Some small and large changes make it an attractive proposition, however. The art design, drenched in vibrant hues and peppered with graffiti font, is more adventurous and fun than your standard brick-based game. It's weird and slightly unhinged—an ideal match for a piece of software designed around a group of psychopaths.

The wide assortment of move-sets and attacks that come with that group is interesting, also. Each of the baddies, whether Harley Quinn or Solomon Grundy, has a different weight and feel, and a unique set of offensive maneuvers. Flying about as Lex Luthor in his warsuit and spraying neon death was easily the most mechanically-satisfying part of the demo; he coud certainly star in his own game.

LEGO DC Super-Villains

What sets Super-Villains apart most significantly from the LEGO pack, though, is its deep character customizer. "We've had character customizers before, but always as a free play thing, as an afterthought," said TT Games' Arthur Parsons at this year's E3. "This time it's front and center." Indeed, the first thing you do in the game, after watching a cinematic cut-scene, is create a custom villain. It's truly built into the game. On Stryker's Island, Commissioner Gordon presses an imprisoned Lex Luthor to describe in detail the identity of a mystery villain. That's your cue as a player to craft your own bad guy.

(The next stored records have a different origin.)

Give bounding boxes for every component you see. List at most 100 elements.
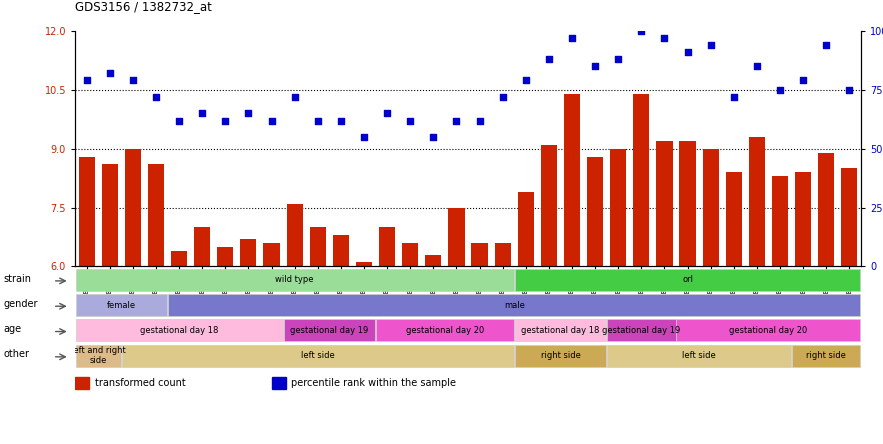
Bar xyxy=(122,345,514,367)
Bar xyxy=(494,243,510,266)
Point xyxy=(79,77,94,84)
Bar xyxy=(515,345,607,367)
Text: orl: orl xyxy=(682,275,693,284)
Bar xyxy=(287,204,303,266)
Point xyxy=(819,42,834,49)
Bar xyxy=(608,319,675,341)
Point xyxy=(334,117,348,124)
Text: left side: left side xyxy=(683,351,716,360)
Point xyxy=(681,49,695,56)
Point xyxy=(172,117,186,124)
Point xyxy=(149,93,163,100)
Point xyxy=(588,63,602,70)
Bar xyxy=(795,172,811,266)
Bar xyxy=(819,153,834,266)
Bar xyxy=(515,319,607,341)
Bar xyxy=(356,262,372,266)
Point xyxy=(565,35,579,42)
Text: gestational day 19: gestational day 19 xyxy=(291,326,368,335)
Point xyxy=(842,87,857,94)
Text: other: other xyxy=(4,349,30,360)
Bar xyxy=(792,345,860,367)
Bar xyxy=(426,255,442,266)
Bar xyxy=(272,377,286,389)
Bar xyxy=(633,94,649,266)
Text: gender: gender xyxy=(4,299,38,309)
Text: gestational day 19: gestational day 19 xyxy=(602,326,681,335)
Text: gestational day 18: gestational day 18 xyxy=(140,326,218,335)
Point xyxy=(542,56,556,63)
Bar xyxy=(333,235,349,266)
Bar xyxy=(76,319,283,341)
Point xyxy=(195,110,209,117)
Text: wild type: wild type xyxy=(275,275,313,284)
Bar xyxy=(76,269,514,291)
Text: gestational day 20: gestational day 20 xyxy=(406,326,484,335)
Text: gestational day 18: gestational day 18 xyxy=(521,326,600,335)
Bar xyxy=(75,377,89,389)
Bar xyxy=(517,192,534,266)
Bar xyxy=(610,149,626,266)
Bar xyxy=(168,294,860,316)
Bar xyxy=(472,243,487,266)
Bar xyxy=(125,149,141,266)
Text: female: female xyxy=(107,301,136,309)
Bar xyxy=(379,227,396,266)
Bar xyxy=(564,94,580,266)
Text: right side: right side xyxy=(540,351,580,360)
Text: transformed count: transformed count xyxy=(94,378,185,388)
Text: right side: right side xyxy=(806,351,846,360)
Point xyxy=(518,77,532,84)
Bar xyxy=(263,243,280,266)
Point xyxy=(657,35,671,42)
Bar xyxy=(76,345,121,367)
Point xyxy=(472,117,487,124)
Text: percentile rank within the sample: percentile rank within the sample xyxy=(291,378,457,388)
Point xyxy=(704,42,718,49)
Bar xyxy=(283,319,375,341)
Point xyxy=(750,63,764,70)
Point xyxy=(495,93,509,100)
Bar xyxy=(79,157,94,266)
Point xyxy=(380,110,394,117)
Bar xyxy=(841,168,857,266)
Bar xyxy=(772,176,789,266)
Point xyxy=(102,70,117,77)
Point xyxy=(125,77,140,84)
Bar xyxy=(76,294,167,316)
Bar xyxy=(703,149,719,266)
Text: male: male xyxy=(504,301,525,309)
Point xyxy=(796,77,811,84)
Bar xyxy=(540,145,557,266)
Bar xyxy=(171,251,187,266)
Point xyxy=(727,93,741,100)
Bar xyxy=(676,319,860,341)
Point xyxy=(311,117,325,124)
Point xyxy=(241,110,255,117)
Point xyxy=(449,117,464,124)
Text: gestational day 20: gestational day 20 xyxy=(729,326,808,335)
Point xyxy=(404,117,418,124)
Bar xyxy=(608,345,791,367)
Bar xyxy=(726,172,742,266)
Bar xyxy=(147,164,164,266)
Bar xyxy=(680,141,696,266)
Bar xyxy=(515,269,860,291)
Point xyxy=(611,56,625,63)
Bar xyxy=(749,137,765,266)
Bar xyxy=(310,227,326,266)
Bar xyxy=(402,243,419,266)
Bar xyxy=(587,157,603,266)
Point xyxy=(218,117,232,124)
Bar xyxy=(217,247,233,266)
Text: strain: strain xyxy=(4,274,32,284)
Bar xyxy=(656,141,673,266)
Bar xyxy=(194,227,210,266)
Point xyxy=(265,117,279,124)
Text: age: age xyxy=(4,324,22,334)
Text: left and right
side: left and right side xyxy=(71,346,125,365)
Bar xyxy=(449,208,464,266)
Bar xyxy=(376,319,514,341)
Point xyxy=(357,134,371,141)
Point xyxy=(288,93,302,100)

During my demo, some of the customization tabs were locked, but even without the full suite of variables the total number of options was almost overwhelming. You can alter heads, bodies, limbs, faces, hair, capes, hats, accessories, weapons—all of which have their own color options—or hit the randomize button to create some unpredictable combination. I probably spent a third of my demo tinkering around with my custom villain, who ended up looking like a mix between Gene Shalit and The Greatest American Hero.

LEGO DC Super-Villains Solomon

I was also able to choose introductory powers for my unique felon, and watch those powers grow at the end of the demo's first chapter. Yes, Super-Villains has some "RPG-lite" features, to quote Parsons. TT Games even promises the actions of the player-created super-villain will have some effect on the story's ending.

It's far too early to tell where Super-Villains will fall on the LEGO spectrum. The more open-ended franchise games tend to be the best, and this title suggests a liberating sandbox spread across several DC habitats. That, paired with a host of mechanically-diverse villains, a novel artistic approach, and an engrossing character creation tool, seem to signal good things to come—despite the fool-proof gameplay typical of the series.